COVID 19: A che punto è la sperimentazione dei vaccini?

COVID – 19: A che punto è la sperimentazione dei vaccini?

Su quali tipologie di vaccini si sta lavorando
La CEPI (Coalition for Epidemic Preparedness and Innovations) è l’organizzazione internazionale che promuove lo sviluppo e lo stoccaggio di vaccini contro microorganismi in grado di causare nuove epidemie ed è incaricata di coordinare numerosi progetti atti alla preparazione di vaccini contro il virus SARS-CoV-2 (COVID 19).

Allo stato attuale le strategie adottate risultano molto diversificate fra di loro, e così  il tipo di vaccino in grado di proteggere dall’infezione. Questo a causa non solo della scoperta recente del virus, ma anche della difficoltà di prevedere il tipo di risposta immunitaria prodotta.

I ricercatori stanno lavorando su tre tipologie di vaccini:

  1. Vaccino proteico: utilizzando la sequenza RNA del virus (in laboratorio) si sintetizzano proteine o frammenti di proteine del capside virale. Di conseguenza, iniettandole nell’organismo  in combinazione con sostanze che esaltano la risposta immunitaria, si induce la risposta degli anticorpi da parte dell’individuo.
  2. Vaccino a RNA: si tratta di una sequenza di RNA sintetizzata in laboratorio che, una volta iniettata nell’organismo umano, stimola le cellule a produrre una proteina simile a quella a quella verso cui si vuole indurre la risposta immunitaria (producendo anticorpi che, quindi, saranno attivi contro il virus).
  3. Vaccino a DNA: il meccanismo è simile al vaccino a RNA. In questo caso viene introdotto un frammento di DNA sintetizzato in laboratorio in grado di indurre le cellule a sintetizzare una proteina simile a quella verso cui si vuole indurre la risposta immunitaria.

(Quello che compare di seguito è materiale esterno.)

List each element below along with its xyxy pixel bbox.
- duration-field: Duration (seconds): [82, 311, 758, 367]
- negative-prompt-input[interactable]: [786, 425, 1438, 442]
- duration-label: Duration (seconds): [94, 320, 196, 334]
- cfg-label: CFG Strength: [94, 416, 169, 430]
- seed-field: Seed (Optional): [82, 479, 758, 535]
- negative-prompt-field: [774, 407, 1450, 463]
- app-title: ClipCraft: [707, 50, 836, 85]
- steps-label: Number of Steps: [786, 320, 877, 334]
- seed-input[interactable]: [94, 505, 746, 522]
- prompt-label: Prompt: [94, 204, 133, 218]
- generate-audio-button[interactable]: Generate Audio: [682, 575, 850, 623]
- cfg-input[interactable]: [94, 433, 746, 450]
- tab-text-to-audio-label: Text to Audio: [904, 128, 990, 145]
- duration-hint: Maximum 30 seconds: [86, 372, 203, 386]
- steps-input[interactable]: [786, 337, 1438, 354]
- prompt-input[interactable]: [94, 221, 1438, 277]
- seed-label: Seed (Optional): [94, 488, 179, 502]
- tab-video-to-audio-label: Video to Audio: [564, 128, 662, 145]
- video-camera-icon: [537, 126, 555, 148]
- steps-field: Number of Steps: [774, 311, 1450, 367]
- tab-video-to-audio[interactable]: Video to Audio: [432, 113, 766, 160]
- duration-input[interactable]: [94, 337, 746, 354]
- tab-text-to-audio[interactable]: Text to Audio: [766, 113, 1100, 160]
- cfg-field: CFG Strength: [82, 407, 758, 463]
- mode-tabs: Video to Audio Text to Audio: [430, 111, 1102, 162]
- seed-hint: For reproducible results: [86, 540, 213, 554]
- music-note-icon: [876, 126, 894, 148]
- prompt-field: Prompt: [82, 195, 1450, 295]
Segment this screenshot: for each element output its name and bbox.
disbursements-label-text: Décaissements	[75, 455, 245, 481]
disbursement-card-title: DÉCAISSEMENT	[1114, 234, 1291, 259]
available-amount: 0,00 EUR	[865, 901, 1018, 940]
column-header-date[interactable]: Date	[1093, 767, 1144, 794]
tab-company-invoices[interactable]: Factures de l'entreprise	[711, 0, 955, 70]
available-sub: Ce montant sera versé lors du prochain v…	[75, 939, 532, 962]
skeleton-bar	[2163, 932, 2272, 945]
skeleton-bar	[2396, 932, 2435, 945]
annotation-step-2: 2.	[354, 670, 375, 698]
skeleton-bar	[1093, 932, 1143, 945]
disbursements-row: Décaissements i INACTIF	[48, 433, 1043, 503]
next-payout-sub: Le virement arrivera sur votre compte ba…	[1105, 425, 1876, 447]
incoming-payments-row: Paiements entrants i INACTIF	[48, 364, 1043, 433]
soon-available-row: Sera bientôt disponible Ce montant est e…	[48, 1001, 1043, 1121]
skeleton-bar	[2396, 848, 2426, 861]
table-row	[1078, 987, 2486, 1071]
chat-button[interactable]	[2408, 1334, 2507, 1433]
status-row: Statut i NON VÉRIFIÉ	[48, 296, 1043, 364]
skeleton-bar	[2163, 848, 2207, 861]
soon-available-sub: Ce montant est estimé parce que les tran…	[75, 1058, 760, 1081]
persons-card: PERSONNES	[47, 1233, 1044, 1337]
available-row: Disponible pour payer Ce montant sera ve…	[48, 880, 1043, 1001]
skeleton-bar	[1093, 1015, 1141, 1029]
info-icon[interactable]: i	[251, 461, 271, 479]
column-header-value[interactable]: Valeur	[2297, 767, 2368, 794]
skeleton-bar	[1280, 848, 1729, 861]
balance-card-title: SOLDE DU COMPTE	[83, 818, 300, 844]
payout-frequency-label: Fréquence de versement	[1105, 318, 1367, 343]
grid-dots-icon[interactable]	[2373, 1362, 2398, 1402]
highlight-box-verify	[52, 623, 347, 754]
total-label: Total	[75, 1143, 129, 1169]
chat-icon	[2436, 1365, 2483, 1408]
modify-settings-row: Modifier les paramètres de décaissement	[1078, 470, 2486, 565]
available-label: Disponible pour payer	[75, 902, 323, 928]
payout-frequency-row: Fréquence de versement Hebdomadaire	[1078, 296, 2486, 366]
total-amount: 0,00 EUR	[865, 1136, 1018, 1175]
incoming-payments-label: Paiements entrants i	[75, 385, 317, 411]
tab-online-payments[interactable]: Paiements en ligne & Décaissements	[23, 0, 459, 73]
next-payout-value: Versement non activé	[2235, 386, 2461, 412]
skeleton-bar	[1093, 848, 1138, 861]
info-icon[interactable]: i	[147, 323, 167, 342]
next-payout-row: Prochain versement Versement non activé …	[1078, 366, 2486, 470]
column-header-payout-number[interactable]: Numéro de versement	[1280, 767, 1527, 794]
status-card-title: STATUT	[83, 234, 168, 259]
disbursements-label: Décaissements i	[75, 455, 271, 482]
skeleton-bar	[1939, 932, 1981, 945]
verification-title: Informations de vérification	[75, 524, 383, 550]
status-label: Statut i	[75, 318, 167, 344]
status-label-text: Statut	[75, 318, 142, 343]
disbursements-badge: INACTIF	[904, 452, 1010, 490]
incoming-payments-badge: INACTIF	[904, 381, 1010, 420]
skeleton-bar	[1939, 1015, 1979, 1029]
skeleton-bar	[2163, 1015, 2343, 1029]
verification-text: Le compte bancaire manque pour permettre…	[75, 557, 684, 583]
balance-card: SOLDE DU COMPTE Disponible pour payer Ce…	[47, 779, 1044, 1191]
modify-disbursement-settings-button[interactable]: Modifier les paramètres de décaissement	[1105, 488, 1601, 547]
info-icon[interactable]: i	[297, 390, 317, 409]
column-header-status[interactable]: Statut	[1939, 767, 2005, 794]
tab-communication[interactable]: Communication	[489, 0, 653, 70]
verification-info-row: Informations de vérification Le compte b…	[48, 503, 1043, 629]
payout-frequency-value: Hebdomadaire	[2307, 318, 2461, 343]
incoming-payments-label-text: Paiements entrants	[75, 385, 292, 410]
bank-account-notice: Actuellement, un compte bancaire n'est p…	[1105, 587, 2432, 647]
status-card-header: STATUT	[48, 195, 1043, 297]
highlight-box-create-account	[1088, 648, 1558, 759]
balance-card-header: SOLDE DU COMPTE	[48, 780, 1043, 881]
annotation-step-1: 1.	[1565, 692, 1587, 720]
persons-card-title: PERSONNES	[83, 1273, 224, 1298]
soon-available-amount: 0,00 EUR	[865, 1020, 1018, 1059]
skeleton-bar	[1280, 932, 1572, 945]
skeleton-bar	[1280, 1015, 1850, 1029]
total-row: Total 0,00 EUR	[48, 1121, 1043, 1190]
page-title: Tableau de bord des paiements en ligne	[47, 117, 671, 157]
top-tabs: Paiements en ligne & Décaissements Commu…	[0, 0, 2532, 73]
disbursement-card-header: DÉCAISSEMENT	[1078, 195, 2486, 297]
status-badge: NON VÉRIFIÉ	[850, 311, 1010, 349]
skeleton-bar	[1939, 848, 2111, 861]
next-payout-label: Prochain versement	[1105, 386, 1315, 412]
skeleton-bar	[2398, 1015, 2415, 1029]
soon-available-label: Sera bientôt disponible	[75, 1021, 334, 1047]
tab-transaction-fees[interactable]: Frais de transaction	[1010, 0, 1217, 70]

Come funziona la sperimentazione clinica di un vaccino?

Nonostante la forte pressione causata dall’insorgere della pandemia di COVID-19 e la speranza che ognuno di noi ripone nella ricerca scientifica, il futuro utilizzo di un vaccino passa necessariamente da una serie di studi rigorosi che richiedono il tempo necessario per valutarne l’efficacia e la sicurezza secondo uno specifico iter.

La ricerca inizia con la valutazione in vitro delle componenti dell’agente che andrà a costituire la componente attiva del vaccino.
Una volta definito questo aspetto ha inizio la cosiddetta fase pre-clinica, in cui viene testata la risposta immunitaria e/o i meccanismi avversi su organismi viventi complessi non umani.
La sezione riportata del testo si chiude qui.